Having touched base with his roots again, Don recalls his parents barring him from listening to Three 6 Mafia, but playing everything from Outkast to John Mayer, and from Prince to 60s and 70s soul music.
Equipped with the influences of his region, Don Lifted still has a sound that seems all his own. Upon first listen, Don’s music has similar deep vocal elements of a King Krule, mixed with dynamic, powerful instrumentals and a touching ability to emote, like Kevin Abstract. Most Don lifted songs sound like they could sync perfectly into the soundtrack of a movie where the dog definitely dies at some point. Don is a master of concise writing, and the lyrics are there – and they cut deep – for those who care to listen. However, the dramatic effect of the instrumentals easily overshadow the ambiguous wording for those who want to dissociate and get lost in personal contemplation. In this way, Don coaxes the listener to go deeper into themselves.
The song, “The Rope” revels in the negative space. Don describes it as “the flip side to my golden energy and my accomplished goals, coming from a cool and calculated perspective.” The song is an echo chamber dedicated to the roadblocks and people who held him – and themselves – back from success. “The Rope” is about anger, and it’s directed at people who aren’t “making art for art’s sake.”
“Ending up in rooms with people with different intentions that you – your intentions separate you – a love of the art separates you.

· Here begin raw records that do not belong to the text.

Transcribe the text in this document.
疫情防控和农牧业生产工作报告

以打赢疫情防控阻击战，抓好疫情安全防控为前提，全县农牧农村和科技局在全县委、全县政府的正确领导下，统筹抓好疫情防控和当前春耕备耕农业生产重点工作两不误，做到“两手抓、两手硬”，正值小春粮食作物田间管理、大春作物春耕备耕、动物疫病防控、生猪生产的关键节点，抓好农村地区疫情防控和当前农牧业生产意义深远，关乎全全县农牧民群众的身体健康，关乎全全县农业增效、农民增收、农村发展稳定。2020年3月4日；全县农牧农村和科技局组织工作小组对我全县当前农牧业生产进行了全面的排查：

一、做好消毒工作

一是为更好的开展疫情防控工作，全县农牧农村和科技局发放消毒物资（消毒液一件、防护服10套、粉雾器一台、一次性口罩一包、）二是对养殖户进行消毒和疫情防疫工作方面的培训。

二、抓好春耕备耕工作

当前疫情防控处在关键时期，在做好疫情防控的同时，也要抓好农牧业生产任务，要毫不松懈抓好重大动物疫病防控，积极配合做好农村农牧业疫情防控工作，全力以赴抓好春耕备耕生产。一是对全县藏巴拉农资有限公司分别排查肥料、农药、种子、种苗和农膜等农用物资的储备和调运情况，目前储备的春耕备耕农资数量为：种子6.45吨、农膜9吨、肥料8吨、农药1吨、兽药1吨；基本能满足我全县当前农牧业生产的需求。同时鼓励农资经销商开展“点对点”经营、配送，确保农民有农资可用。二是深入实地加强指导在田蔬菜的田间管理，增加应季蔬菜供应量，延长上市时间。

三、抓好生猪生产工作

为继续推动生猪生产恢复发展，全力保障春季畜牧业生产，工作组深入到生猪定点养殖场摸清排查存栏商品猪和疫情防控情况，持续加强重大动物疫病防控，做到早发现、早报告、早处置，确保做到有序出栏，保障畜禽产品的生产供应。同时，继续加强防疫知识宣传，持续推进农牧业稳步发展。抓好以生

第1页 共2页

Most of my career has been very isolated, although I’ve contributed the most to the scene in Memphis. I’ve been ignoring how I’ve been getting disrespected in various ways.”
Don addresses the separation he’s felt because he’s not labeled as a “street rapper,” and the country influence on the song comes as a warming. Don makes one thing clear to me – we WILL hear him rapping in the future.
The music video for “The Rope” is a moving, slightly disturbing play on religious motifs. The lyrics are sinister and threaten and meditate on the position his enemies have put themselves in, and the things they’ve subjected him to. The video opens with a man tied to a tree while Don Lifted wears a white lace mask and plays chess with death. After the intro, the lyrics breakdown into a quick-rhythmic outpouring of monotone rap from Don:
“Don't you forget that I made all the rules / When locals was stuck and then lacking the views,
Bagging them up and flipping to move / Packing them out and then come out on blue,
Counting my money on toilet seat views / And I ain't even got to my finishing move, don't fuck with the dude.”
The video cuts to a scene where Don Lifted sits at a long table alongside many masked men. “They’re all Judas”, he explains when I press the meaning. Don expresses that he feels the song is too aggressive for his next album, although if I didn’t pay close attention to the lyrics I may have missed the aggression altogether. Although the lyrics and visuals are anything but subtle, the incredible crafting of the song can supersede all else.
Armed with publicity, signed to a label, and a largely recognizable figure in Memphis, the artist states that he plans to stay put where he’s at. Although moving closer to the music industry at large is an easy call most artists make, it would be doing a disservice to the inspiration Don feels by occupying Memphis. Memphis, with its many flaws, serves as a reluctant muse, woven into the fabric of Don Lifted’s music and coloring the landscape of his creations.